Their analysis showed that an adult man's immune system consists of around 1.8 trillion cells. For his average body weight of 73 kilograms, there are 1.2 kilograms of immune cells. A woman weighing 60 kilograms consists of 1.5 trillion immune cells, which together weigh around one kilogram. In a 10-year-old child who weighs 32 kilograms, there are about a trillion immune cells weighing 600 grams.

Graphical representation of the distribution of immune cells among the organs in the human body
Estimates of the mass of all human immune cells by cell type and tissue, grouped by primary systems. © Ron Sender, created with BioRender.com

Since the individual immune cells are different sizes and weights, they have different proportions of the cell number and cell weight of the immune system. The scientists report that the largest proportion is made up of lymphocytes, which are mainly located in the lymph nodes and the spleen and include T cells, B cells, natural killer cells and plasma cells. These immune cells make up 40 percent of the cells and 15 percent of the cell mass of the immune system. Neutrophil cells, which are mainly found in the bone marrow, are similarly common in our immune system. According to the study, the myeloid immune cells, which primarily include the macrophages found throughout the body, only make up ten percent of the cell number but 50 percent of the mass of the immune system because they are significantly larger and around ten times heavier than the other immune cells.

Surprise in the gut

With regard to the distribution of immune cells in our body, the researchers surprisingly discovered that the intestine does not contain most of the body's immune cells, as previously assumed.
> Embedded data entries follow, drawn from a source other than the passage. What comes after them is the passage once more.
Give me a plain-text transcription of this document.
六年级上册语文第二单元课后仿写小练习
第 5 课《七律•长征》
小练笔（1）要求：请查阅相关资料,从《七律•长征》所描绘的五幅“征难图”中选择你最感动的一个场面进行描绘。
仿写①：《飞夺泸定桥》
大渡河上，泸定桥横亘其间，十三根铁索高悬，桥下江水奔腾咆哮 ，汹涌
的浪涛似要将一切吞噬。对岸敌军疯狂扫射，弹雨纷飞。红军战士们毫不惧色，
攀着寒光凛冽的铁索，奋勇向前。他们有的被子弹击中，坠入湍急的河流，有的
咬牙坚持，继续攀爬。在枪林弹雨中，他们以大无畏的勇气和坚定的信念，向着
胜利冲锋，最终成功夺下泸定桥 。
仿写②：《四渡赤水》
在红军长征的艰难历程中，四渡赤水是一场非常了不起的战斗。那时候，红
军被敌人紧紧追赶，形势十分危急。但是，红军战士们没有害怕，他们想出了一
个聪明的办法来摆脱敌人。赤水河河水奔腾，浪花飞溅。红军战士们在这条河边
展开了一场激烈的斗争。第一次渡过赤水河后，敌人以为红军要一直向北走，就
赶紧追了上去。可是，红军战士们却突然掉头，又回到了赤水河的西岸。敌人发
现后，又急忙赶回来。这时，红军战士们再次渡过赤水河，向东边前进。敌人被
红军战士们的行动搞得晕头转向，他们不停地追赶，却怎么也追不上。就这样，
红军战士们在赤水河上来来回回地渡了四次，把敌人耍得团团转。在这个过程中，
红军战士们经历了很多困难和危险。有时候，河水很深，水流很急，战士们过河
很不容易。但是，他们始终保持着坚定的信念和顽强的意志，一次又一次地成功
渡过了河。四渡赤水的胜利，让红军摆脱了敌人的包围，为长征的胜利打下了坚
On the contrary, it only contains around three percent of our immune cells. The intestine is primarily home to lymphocytes, but only around five percent of all lymphocytes in our immune system can be found in the intestine. According to the study, similarly few immune cells are found in our skin, our lungs and our blood (two to four percent of all immune cells each). Instead, most of the immune cells in terms of number and weight are located in the lymphatic system and in the bone marrow, each accounting for around 40 percent of our immune cells and around 30 percent of their mass. These organs therefore consist mainly of immune cells and are also the most densely packed with them.

The researchers report that the distribution of immune cells among our organs and their differentiation according to cell type is largely independent of gender. However, as we age and become ill, the composition of our immune system changes. Further studies must show what exactly happens with aging and long-term illnesses such as cancer and how serious the changes are to our immune system. Overall, the results represent an approximation based on estimates and reanalyses of existing data. A complete count of which cells occur in the human immune system, how often and where, has not yet been carried out. However, Sender and his colleagues hope that their findings will help us better understand our immune system and develop quantitative models of the human immune system.